The use of psychotropic medications in this cohort was 8- to 10-fold higher than what would have been expected given the most recent pediatric literature from the United States (27,28). It is, however, within the expected range for a predominantly obese cohort of children and adolescents, as reported recently by Krawczyk et al (29). In this study, the rates of psychotropic medication use in children participating in weight-loss camps across the United States and the United Kingdom were not only higher than the general population, but they also ranged dramatically by geographic location. For instance, 3% of children attending weight loss camps in the United Kingdom were on psychotropic medications compared to 31% in Wisconsin. Regional approaches to psychotropic agent use and their impact on liver disease severity in children with NAFLD remains to be investigated further.

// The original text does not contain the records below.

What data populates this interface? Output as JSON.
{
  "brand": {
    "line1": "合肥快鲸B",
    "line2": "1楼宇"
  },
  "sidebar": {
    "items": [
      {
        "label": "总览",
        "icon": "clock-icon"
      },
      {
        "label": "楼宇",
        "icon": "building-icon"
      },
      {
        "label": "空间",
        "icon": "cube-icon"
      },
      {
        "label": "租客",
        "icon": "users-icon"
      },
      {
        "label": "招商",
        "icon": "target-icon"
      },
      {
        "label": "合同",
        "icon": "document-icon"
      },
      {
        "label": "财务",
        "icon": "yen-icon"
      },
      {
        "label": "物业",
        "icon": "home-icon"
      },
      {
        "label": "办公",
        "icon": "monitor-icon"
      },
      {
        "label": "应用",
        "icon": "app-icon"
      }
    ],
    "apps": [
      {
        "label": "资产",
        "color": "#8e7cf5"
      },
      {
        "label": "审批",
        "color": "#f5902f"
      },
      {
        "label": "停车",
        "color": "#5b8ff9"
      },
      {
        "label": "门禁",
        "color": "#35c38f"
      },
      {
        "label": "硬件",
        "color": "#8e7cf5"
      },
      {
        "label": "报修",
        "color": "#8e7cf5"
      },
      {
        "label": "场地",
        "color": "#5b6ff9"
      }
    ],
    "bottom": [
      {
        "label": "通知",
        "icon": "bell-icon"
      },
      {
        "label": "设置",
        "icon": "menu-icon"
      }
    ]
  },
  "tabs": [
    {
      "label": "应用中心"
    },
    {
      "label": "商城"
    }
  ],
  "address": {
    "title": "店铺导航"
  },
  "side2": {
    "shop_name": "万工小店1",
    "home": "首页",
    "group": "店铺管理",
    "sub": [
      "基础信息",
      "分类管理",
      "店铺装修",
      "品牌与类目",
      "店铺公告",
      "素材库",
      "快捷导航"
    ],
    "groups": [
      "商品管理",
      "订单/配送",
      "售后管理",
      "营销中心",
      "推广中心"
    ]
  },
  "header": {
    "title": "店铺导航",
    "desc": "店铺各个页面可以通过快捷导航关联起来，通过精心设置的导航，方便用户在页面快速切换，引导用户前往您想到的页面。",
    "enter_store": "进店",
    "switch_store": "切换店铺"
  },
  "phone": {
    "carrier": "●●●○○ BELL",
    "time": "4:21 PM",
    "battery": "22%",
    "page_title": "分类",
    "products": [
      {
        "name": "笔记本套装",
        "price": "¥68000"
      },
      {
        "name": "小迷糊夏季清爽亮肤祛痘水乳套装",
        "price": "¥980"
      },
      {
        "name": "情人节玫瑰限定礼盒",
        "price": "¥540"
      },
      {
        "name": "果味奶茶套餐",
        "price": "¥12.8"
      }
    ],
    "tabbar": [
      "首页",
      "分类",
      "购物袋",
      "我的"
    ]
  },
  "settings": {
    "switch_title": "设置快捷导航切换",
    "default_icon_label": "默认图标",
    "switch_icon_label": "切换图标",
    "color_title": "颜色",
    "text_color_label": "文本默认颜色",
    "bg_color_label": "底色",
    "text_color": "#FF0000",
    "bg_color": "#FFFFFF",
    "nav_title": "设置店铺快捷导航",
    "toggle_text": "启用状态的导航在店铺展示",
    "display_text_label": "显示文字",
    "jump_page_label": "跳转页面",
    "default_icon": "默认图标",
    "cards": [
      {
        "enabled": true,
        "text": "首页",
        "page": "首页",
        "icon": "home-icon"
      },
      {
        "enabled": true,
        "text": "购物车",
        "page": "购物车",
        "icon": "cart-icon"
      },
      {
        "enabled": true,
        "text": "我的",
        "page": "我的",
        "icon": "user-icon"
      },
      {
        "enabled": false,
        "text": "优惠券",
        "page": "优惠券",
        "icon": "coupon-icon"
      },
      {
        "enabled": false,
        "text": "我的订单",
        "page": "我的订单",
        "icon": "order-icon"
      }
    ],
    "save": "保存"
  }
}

Limitations of the study include its retrospective design and the lack of data on dietary intake (including alcohol intake or substance abuse), physical activity, and medication compliance. The histology data included in this study had not been reviewed by a single pathologist. In addition, sample size precluded investigating independent effects of different classes of psychotropic medications on NAFLD severity. The impact of these drugs on metabolism varies and that effect may be further modified by altered drug metabolism driven by polypharmacy. Lastly, we did not have access to baseline data (ie, liver disease assessment or severity before the initiation of psychotropic medications).
This study provides preliminary evidence that the use of psychotropic medications in childhood is associated with an increased risk of more severe hepatic steatosis, in spite of similar obesity severity. It remains to be determined whether this association is causative and if it has an impact on the natural history of pediatric NAFLD. Other features of NASH, such as inflammation and fibrosis were not worse in those taking psychotropic medications in our study, a finding that should be explored further in larger cohorts. Given the increasing usage of these medications in children and the rising burden of NAFLD in childhood, the potential impact of these medications on clinical (eg, body composition, change in physical activity levels) and histological outcomes should be examined prospectively. In addition, further investigations of the impact of mood disorders alone or in conjunction with their comorbidities (eg, obstructive sleep apnea) on the severity of pediatric NAFLD are needed. Should our findings be validated in larger cohorts, exposure to psychotropic medications can be used to risk stratify patients at various stages of their care, such as when considering a liver biopsy, or when determining the optimal frequency of outpatient clinic visits, or lastly, when deciding on the use of treatments, such as vitamin E.